Randall Munroe takes a poke at over-valuers of p in this XKCD cartoon
Nature weighed in with their shots against scientists who misuse P values in this February 2014 article by statistics professor Regina Nuzzo. She bemoans the data dredgers who come up with attention-getting counterintuitive results using the widely-accepted 0.05 P filter on long-shot hypotheses. A prime example is the finding by three University of Virginia finding that moderates literally perceived the shades of gray more accurately than extremists on the left and right (P=0.01). As they admirably admitted in this follow up report on Restructuring Incentives and Practices to Promote Truth Over Publishability, this controversial effect evaporated upon replication. This chart on probable cause reveals that these significance chasers produce results with a false-positive rate of near 90%!

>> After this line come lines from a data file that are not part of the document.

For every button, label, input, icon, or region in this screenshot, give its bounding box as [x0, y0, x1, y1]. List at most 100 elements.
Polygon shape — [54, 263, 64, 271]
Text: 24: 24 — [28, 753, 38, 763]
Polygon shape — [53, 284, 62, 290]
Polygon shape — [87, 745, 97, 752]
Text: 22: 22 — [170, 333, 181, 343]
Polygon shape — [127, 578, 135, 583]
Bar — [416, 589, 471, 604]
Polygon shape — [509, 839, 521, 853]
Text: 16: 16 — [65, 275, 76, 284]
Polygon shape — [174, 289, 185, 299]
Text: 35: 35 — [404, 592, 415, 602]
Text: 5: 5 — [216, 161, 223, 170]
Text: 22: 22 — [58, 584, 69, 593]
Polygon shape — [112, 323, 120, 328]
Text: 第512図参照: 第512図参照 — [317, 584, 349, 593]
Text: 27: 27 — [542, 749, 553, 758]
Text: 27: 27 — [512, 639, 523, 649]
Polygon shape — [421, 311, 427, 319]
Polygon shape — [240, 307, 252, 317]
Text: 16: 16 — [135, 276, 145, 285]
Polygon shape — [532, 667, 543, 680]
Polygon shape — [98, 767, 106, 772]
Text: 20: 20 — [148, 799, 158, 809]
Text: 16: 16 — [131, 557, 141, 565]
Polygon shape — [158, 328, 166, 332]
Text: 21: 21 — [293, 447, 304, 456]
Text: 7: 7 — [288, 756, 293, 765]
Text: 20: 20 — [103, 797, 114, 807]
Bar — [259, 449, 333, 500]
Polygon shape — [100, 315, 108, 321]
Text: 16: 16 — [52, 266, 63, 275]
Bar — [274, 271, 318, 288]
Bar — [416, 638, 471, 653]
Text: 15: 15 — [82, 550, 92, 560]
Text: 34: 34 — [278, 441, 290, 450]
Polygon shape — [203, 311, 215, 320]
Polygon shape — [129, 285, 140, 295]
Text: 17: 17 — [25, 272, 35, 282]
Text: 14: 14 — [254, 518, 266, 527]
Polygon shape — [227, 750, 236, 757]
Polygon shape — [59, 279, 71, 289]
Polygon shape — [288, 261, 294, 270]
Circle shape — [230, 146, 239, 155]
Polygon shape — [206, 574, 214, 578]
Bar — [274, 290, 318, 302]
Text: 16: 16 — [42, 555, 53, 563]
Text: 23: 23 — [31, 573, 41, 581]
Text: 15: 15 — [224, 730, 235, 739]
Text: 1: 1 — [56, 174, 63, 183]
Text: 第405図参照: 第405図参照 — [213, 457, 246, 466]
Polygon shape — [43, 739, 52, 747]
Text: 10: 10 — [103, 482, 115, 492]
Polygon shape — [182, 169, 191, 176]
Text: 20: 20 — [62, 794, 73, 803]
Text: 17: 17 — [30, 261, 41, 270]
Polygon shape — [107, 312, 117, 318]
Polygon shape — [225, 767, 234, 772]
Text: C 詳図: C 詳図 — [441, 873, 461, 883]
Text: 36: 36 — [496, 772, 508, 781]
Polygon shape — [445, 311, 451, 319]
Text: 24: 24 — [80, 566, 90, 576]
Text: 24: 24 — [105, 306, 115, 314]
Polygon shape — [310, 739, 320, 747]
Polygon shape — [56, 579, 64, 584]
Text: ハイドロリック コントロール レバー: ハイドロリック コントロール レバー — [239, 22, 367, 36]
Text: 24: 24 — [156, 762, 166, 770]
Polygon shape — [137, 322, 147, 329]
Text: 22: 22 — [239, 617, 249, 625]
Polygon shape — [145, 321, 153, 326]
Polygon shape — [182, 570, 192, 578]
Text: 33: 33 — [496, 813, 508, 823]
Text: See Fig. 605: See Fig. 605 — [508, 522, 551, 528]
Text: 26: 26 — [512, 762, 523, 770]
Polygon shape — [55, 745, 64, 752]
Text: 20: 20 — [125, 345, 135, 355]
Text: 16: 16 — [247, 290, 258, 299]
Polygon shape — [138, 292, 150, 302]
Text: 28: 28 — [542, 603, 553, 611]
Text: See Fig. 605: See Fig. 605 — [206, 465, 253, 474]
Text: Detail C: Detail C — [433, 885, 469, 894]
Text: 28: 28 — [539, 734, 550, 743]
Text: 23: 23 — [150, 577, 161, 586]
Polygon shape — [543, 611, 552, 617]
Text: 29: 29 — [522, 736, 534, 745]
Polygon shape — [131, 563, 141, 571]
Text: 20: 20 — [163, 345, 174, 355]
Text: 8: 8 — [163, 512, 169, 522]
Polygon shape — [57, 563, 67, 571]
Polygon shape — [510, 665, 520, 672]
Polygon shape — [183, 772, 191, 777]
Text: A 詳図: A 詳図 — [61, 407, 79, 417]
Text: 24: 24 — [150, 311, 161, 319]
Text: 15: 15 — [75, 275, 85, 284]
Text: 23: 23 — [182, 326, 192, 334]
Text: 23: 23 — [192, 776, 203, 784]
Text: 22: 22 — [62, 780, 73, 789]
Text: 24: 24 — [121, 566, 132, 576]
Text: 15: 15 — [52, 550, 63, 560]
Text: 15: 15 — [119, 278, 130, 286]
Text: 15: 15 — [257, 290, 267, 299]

Nuzzo lays out a number of proposals to put a damper on overly-confident reports on purported scientific studies. I like the preregistered replication standard developed by Andrew Gelman of Columbia University, which he noted in this article on The Statistical Crisis in Science in the November-December issue of American Scientist. This leaves scientists free to pursue potential breakthroughs at early stages when data remain sketchy, while subjecting them to rigorous standards further on—prior to publication.
“The irony is that when UK statistician Ronald Fisher introduced the P value in the 1920s, he did not mean it to be a definitive test. He intended it simply as an informal way to judge whether evidence was significant in the old-fashioned sense: worthy of a second look.”